そもそもおれと南が付き合うことになったキッカケは、あの子の名前がみなみと同じだったからだし。あの子と別れたのは、おれがみなみへの片想いを拗らせていたせいだ。
おれのみなみへの想いがなかったら、おれはあの子と関わり合うことすらなかったかもしれない。
「みなみに、簡単に忘れられるとか言われたくない」
立ち止まってジッと睨むと、みなみが少したじろいだ。
「そ、っか。そうだよね……。好きな気持ちを簡単に忘れるなんてムリだよね……」
昔からおれに対してはズバズバと遠慮なくものを言うみなみが、うつむいて声のトーンを落とす。みなみが珍しくシュンと落ち込むのを見て、言い方がきつかったかと少し反省した。
「悪い。今のはただの八つ当たり」
「ううん。ごめん、あたしもしつこく言いすぎた。アイちゃんと別れてすぐに別の男子と仲良さそうにしてる南さんのこと見て、焦ったって言うか不安になったんだ」
意味がわからず首を傾げると、みなみの顔が急に泣きそうに歪む。
子どもの頃から、みなみはよく笑う子だった。

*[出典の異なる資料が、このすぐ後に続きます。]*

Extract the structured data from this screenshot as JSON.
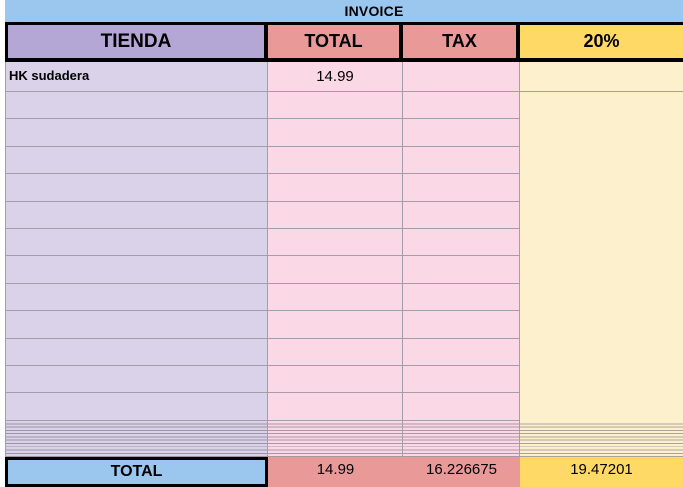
{
  "title": "INVOICE",
  "colors": {
    "banner_blue": "#9bc7ee",
    "header_purple": "#b4a7d6",
    "header_salmon": "#ea9999",
    "header_yellow": "#ffd966",
    "body_purple": "#d9d2e8",
    "body_pink": "#fbd8e6",
    "body_yellow": "#fdf1cd",
    "grid_line": "#a49ea8",
    "border_black": "#000000"
  },
  "table": {
    "headers": {
      "tienda": "TIENDA",
      "total": "TOTAL",
      "tax": "TAX",
      "pct": "20%"
    },
    "first_row": {
      "tienda": "HK sudadera",
      "total": "14.99",
      "tax": "",
      "pct": ""
    },
    "empty_row_count": 12,
    "compressed_row_count": 11,
    "totals": {
      "label": "TOTAL",
      "total": "14.99",
      "tax": "16.226675",
      "pct": "19.47201"
    }
  }
}
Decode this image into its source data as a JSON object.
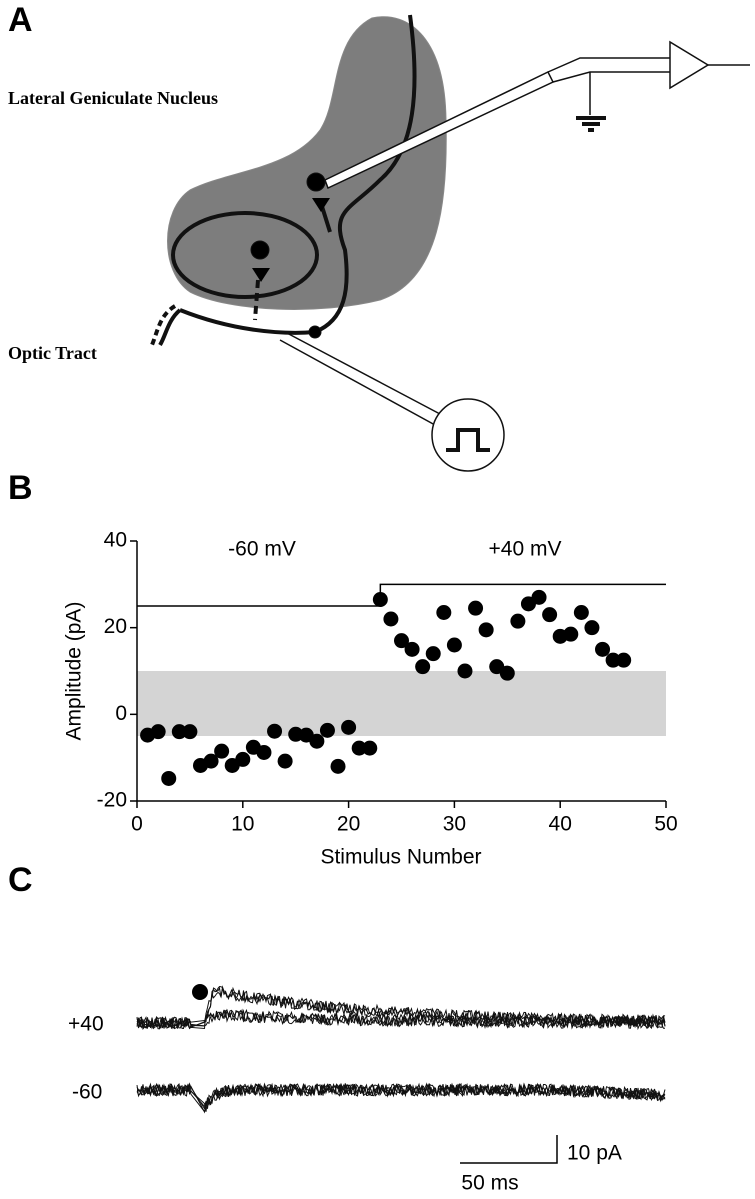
{
  "panel_labels": [
    "A",
    "B",
    "C"
  ],
  "panel_a": {
    "labels": [
      "Lateral Geniculate Nucleus",
      "Optic Tract"
    ]
  },
  "chart_data": {
    "type": "scatter",
    "x_label": "Stimulus Number",
    "y_label": "Amplitude (pA)",
    "annotations": [
      "-60 mV",
      "+40 mV"
    ],
    "x": [
      1,
      2,
      3,
      4,
      5,
      6,
      7,
      8,
      9,
      10,
      11,
      12,
      13,
      14,
      15,
      16,
      17,
      18,
      19,
      20,
      21,
      22,
      23,
      24,
      25,
      26,
      27,
      28,
      29,
      30,
      31,
      32,
      33,
      34,
      35,
      36,
      37,
      38,
      39,
      40,
      41,
      42,
      43,
      44,
      45,
      46
    ],
    "values": [
      -4.8,
      -4,
      -14.8,
      -4,
      -4,
      -11.8,
      -10.8,
      -8.5,
      -11.8,
      -10.4,
      -7.6,
      -8.8,
      -3.9,
      -10.8,
      -4.6,
      -4.8,
      -6.2,
      -3.7,
      -12,
      -3,
      -7.8,
      -7.8,
      26.5,
      22,
      17,
      15,
      11,
      14,
      23.5,
      16,
      10,
      24.5,
      19.5,
      11,
      9.5,
      21.5,
      25.5,
      27,
      23,
      18,
      18.5,
      23.5,
      20,
      15,
      12.5,
      12.5
    ],
    "color": "#000000",
    "stimulus_trace": {
      "x": [
        0,
        23,
        23,
        50
      ],
      "y": [
        25,
        25,
        30,
        30
      ]
    },
    "shaded_range": [
      -5,
      10
    ],
    "xlim": [
      0,
      50
    ],
    "xticks": [
      0,
      10,
      20,
      30,
      40,
      50
    ],
    "ylim": [
      -20,
      40
    ],
    "yticks": [
      -20,
      0,
      20,
      40
    ]
  },
  "panel_c": {
    "trace_labels": [
      "+40",
      "-60"
    ],
    "scale_bars": [
      "10 pA",
      "50 ms"
    ]
  }
}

近所に住んでるからってだけで、あまり社交的じゃないおれのことを気にかけて遊んでくれた。周りにいつも友達がいっぱいいて、明るくて男からも好かれるほうで。泣いたことも、泣きそうになったこともない。少なくとも、おれの前では。
「なんで? 何かあった?」
戸惑い気味に訊ねると、みなみは泣きそうな顔のまま、へらりとおれに笑いかけてきた。